Seules les formes retards de la pénicilline en traitement minute ou les traitements longs par des cyclines permettent d’obtenir de tels taux
pendant une durée suffisante.
La réaction de Jarisch-Herxheimer, consistant en une aggravation des manifestations cliniques est indépendante de la dose. Elle est bénigne et
peut être prévenue en partie par l’administration conjointe de prednisone (0,5 mg/kg/j) la veille et les 3 premiers jours du traitement.
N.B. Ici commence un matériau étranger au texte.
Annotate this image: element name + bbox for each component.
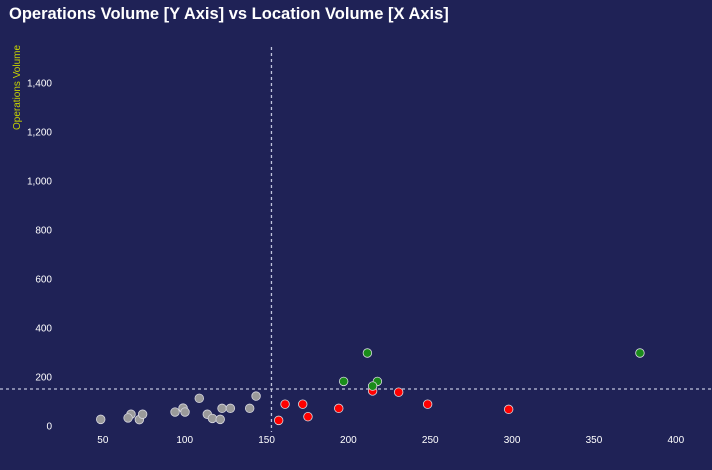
data-point (362, 348, 373, 358)
x-tick-label: 350 (586, 435, 603, 446)
x-tick-label: 50 (97, 435, 109, 446)
data-point (217, 403, 227, 414)
data-point (244, 403, 255, 414)
y-tick-label: 1,400 (27, 79, 52, 90)
chart-title: Operations Volume [Y Axis] vs Location V… (9, 5, 449, 23)
data-point (393, 387, 404, 397)
y-tick-label: 400 (35, 324, 52, 335)
data-point (96, 414, 106, 425)
data-point (225, 403, 236, 414)
y-tick-label: 1,000 (27, 177, 52, 188)
y-tick-label: 600 (35, 275, 52, 286)
data-point (422, 399, 433, 409)
data-point (635, 348, 645, 358)
y-tick-label: 0 (46, 422, 52, 433)
data-point (298, 399, 308, 409)
y-tick-label: 800 (35, 226, 52, 237)
data-point (215, 414, 225, 425)
data-point (367, 381, 378, 391)
data-point (503, 404, 514, 415)
data-point (334, 403, 344, 414)
x-tick-label: 300 (504, 435, 521, 446)
data-point (123, 413, 133, 423)
x-tick-label: 250 (422, 435, 439, 446)
data-point (180, 407, 190, 417)
data-point (170, 407, 180, 417)
data-point (338, 376, 349, 387)
data-point (194, 393, 204, 404)
data-point (303, 411, 313, 422)
y-tick-label: 200 (35, 373, 52, 384)
data-point (280, 399, 290, 409)
x-tick-label: 400 (667, 435, 684, 446)
y-tick-label: 1,200 (27, 128, 52, 139)
x-tick-label: 150 (258, 435, 275, 446)
x-tick-label: 100 (176, 435, 193, 446)
data-point (273, 415, 284, 426)
data-point (251, 391, 261, 401)
data-point (137, 409, 148, 419)
x-tick-label: 200 (340, 435, 357, 446)
data-point (207, 413, 218, 424)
Le dépistage et traitement des partenaires sexuels est indispensable pour briser la chaîne de contamination.
Le traitement de la syphilis primaire ou secondaire, en l’absence d’allergie à la pénicilline est une injection intramusculaire unique de 2,4 MUI
benzathine pénicilline G (Extencillinet). Ce traitement est efficace dans près de 100 % des cas. La réaction d’Herxheimer peut être prévenue
pour la syphilis secondaire.
En cas d’allergie, des cures de cyclines sont instaurées (tétracycline ou doxycycline).
Pour la syphilis tertiaire, trois injections intramusculaires de 2,4 millions de pénicilline G sont recommandées à 1 semaine d’intervalle.
Rappelons enfin que contracter une syphilis témoigne d’une activité sexuelle à haut risque. La recherche d’une MST concomitante est justifiée,
incluant la recherche d’une primo-infection au VIH.